While these may not seem like very glamourous and delicious foods that you were probably dreaming about throughout your pregnancy, but these will come in handy after the delivery and throughout the postpartum period. Keep in mind, though, that every woman is different, as are the nutrition needs. If you are breastfeeding, you will need to eat, keeping in mind what is good and bad for your baby as well. Remember to eat foods that are rich in protein such as cheese, milk, yogurt, fish, meat, and beans. Protein-rich foods are essential after labor to help you recover from the process of childbirth and also helps keep your body strong. At the same time, continue to drink a lot of fluid, especially if you are breastfeeding. You should try to drink mostly water, fruit juice, and mild. Avoid alcohol as it may delay the healing of your body after delivery.

References:

  1. . Kordi, M., Meybodi, F.A., Tara, F., Fakari, F.R., Nemati, M. and Shakeri, M., 2017. Effect of dates in late pregnancy on the duration of labor in nulliparous women. Iranian journal of nursing and midwifery research, 22(5), p.383.
  2. Liu, N., Mao, L., Sun, X., Liu, L., Yao, P. and Chen, B., 2009. The effect of health and nutrition education intervention on women’s postpartum beliefs and practices: a randomized controlled trial. BMC public health, 9(1), p.45.
  3. Thelactationnutritionist.com. 2020. [online] Available at: <https://www.thelactationnutritionist.com/post/how-many-calories-does-breastfeeding-burn-with-calorie-calculator> [Accessed 25 September 2020].
  4. Gennaro, S. and Fehder, W., 2000. Health behaviors in postpartum women.
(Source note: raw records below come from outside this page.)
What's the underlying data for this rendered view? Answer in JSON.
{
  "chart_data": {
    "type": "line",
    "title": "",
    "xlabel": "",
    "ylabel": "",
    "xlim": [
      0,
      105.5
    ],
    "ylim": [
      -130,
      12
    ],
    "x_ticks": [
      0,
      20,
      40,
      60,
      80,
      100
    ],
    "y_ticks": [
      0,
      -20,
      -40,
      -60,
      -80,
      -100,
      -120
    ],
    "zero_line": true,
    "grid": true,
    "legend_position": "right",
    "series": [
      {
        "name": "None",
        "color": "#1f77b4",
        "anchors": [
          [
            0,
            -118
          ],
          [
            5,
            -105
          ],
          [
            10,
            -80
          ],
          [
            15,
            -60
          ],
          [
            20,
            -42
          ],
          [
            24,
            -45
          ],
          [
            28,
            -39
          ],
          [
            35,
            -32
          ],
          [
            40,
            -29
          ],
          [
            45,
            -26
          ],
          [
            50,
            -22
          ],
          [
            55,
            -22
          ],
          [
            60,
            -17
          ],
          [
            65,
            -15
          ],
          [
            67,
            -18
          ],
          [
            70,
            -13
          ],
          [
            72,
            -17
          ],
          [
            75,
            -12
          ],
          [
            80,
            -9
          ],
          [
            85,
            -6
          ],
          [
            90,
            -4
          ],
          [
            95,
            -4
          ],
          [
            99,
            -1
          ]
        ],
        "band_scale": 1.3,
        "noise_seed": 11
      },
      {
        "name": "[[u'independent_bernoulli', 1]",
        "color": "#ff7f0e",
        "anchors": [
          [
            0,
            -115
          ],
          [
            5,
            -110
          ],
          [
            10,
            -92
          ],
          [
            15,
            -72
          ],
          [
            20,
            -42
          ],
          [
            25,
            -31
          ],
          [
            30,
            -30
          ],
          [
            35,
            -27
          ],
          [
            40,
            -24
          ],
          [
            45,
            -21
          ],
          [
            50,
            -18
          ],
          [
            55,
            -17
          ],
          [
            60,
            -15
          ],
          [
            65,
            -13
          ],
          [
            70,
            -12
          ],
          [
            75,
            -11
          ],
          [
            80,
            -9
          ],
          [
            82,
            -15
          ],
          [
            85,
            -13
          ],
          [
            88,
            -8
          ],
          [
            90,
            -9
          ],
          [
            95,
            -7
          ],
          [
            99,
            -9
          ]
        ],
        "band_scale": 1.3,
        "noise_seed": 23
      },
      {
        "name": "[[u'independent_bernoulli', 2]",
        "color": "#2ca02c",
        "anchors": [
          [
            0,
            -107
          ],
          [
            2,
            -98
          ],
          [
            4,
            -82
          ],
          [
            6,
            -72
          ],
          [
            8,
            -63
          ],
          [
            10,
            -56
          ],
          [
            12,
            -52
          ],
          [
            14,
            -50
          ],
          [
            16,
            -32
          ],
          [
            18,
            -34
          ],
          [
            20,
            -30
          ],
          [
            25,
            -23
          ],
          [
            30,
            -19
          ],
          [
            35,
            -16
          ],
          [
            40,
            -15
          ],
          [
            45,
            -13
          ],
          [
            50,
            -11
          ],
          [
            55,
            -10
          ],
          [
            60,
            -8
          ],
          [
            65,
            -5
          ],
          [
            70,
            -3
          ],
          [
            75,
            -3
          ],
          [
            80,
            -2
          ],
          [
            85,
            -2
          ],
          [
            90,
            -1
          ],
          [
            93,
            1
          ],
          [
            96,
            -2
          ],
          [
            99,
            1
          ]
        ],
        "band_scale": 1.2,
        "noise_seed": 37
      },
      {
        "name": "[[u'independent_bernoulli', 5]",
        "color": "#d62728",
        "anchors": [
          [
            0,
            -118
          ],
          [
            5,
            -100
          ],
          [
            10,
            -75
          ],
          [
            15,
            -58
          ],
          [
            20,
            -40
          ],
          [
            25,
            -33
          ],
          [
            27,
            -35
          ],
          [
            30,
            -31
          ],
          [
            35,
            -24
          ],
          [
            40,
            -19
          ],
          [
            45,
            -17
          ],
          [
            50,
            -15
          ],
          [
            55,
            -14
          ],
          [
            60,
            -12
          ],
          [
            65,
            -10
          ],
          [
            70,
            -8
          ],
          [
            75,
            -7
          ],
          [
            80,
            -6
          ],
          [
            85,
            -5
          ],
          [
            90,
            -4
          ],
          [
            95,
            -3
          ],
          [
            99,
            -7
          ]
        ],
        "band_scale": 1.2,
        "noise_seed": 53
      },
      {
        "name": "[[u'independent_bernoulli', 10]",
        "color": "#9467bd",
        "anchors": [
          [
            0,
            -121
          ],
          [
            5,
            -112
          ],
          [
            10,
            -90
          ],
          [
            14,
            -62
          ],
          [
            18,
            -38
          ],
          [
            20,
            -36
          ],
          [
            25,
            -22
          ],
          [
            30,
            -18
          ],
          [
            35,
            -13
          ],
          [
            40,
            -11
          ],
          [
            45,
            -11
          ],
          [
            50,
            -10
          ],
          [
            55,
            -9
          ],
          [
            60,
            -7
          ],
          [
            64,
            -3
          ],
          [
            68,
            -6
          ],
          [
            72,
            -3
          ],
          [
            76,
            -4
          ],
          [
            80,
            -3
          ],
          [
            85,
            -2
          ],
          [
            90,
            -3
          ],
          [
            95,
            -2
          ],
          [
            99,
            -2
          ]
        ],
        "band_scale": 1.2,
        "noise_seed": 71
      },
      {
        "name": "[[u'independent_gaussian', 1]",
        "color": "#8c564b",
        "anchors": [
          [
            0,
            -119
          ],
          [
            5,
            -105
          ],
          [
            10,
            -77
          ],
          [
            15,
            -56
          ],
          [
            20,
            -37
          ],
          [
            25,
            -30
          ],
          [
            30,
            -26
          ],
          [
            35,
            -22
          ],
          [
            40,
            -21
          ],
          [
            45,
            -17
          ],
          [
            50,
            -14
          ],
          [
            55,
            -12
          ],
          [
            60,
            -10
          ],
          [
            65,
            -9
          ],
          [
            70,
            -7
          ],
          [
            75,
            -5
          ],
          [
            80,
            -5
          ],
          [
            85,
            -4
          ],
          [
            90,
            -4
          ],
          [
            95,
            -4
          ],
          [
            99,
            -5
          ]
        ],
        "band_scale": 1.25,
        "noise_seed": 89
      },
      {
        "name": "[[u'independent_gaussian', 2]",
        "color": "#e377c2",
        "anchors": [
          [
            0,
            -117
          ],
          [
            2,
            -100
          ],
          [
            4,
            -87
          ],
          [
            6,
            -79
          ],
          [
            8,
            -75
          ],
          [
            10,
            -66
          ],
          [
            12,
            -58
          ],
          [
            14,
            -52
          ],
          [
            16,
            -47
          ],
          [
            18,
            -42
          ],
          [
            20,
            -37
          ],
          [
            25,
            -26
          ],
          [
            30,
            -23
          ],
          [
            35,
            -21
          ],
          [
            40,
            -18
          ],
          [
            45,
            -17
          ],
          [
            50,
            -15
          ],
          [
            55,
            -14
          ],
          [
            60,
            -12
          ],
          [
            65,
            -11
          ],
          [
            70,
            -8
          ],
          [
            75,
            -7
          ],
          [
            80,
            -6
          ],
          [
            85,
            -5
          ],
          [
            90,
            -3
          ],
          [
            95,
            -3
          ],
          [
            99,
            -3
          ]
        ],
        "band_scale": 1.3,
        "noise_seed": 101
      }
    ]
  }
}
Family & Community Health, 22(4), pp.16-26.
  5. Gennaro, S. and Fehder, W., 2000. Health behaviors in postpartum women. Family & Community Health, 22(4), pp.16-26.
  6. Levant, B., 2011. N-3 (omega-3) Fatty acids in postpartum depression: implications for prevention and treatment. Depression research and treatment, 2011.
  7. Campbell, S., 2004. Dietary Reference Intakes: Water, potassium, sodium, chloride, and sulfate. Clinical Nutrition Insight, 30(6), pp.1-4.
  8. Al-Shahib, W. and Marshall, R.J., 2003. The fruit of the date palm: its possible use as the best food for the future?. International journal of food sciences and nutrition, 54(4), pp.247-259.
  9. ResearchGate. 2020. (PDF) Comparing The Efficacy Of Dates And Oxytocin In The Management Of Postpartum Hemorrhage. [online] Available at: <https://www.researchgate.net/publication/264384650_Comparing_the_efficacy_of_dates_and_oxytocin_in_the_management_of_postpartum_hemorrhage> [Accessed 25 September 2020].
  10. 2020. [online] Available at: <https://fdc.nal.usda.gov/fdc-app.html#/food-details/168191/nutrients> [Accessed 25 September 2020].
  11. Boyer, J. and Liu, R.H., 2004. Apple phytochemicals and their health benefits. Nutrition journal, 3(1), p.5.
  12. Rubido, S., García-Caballero, L., Abeleira, M.T., Limeres, J., García, M. and Diz, P., 2018. Effect of chewing an apple on dental plaque removal and on salivary bacterial viability. PloS one, 13(7), p.e0199812.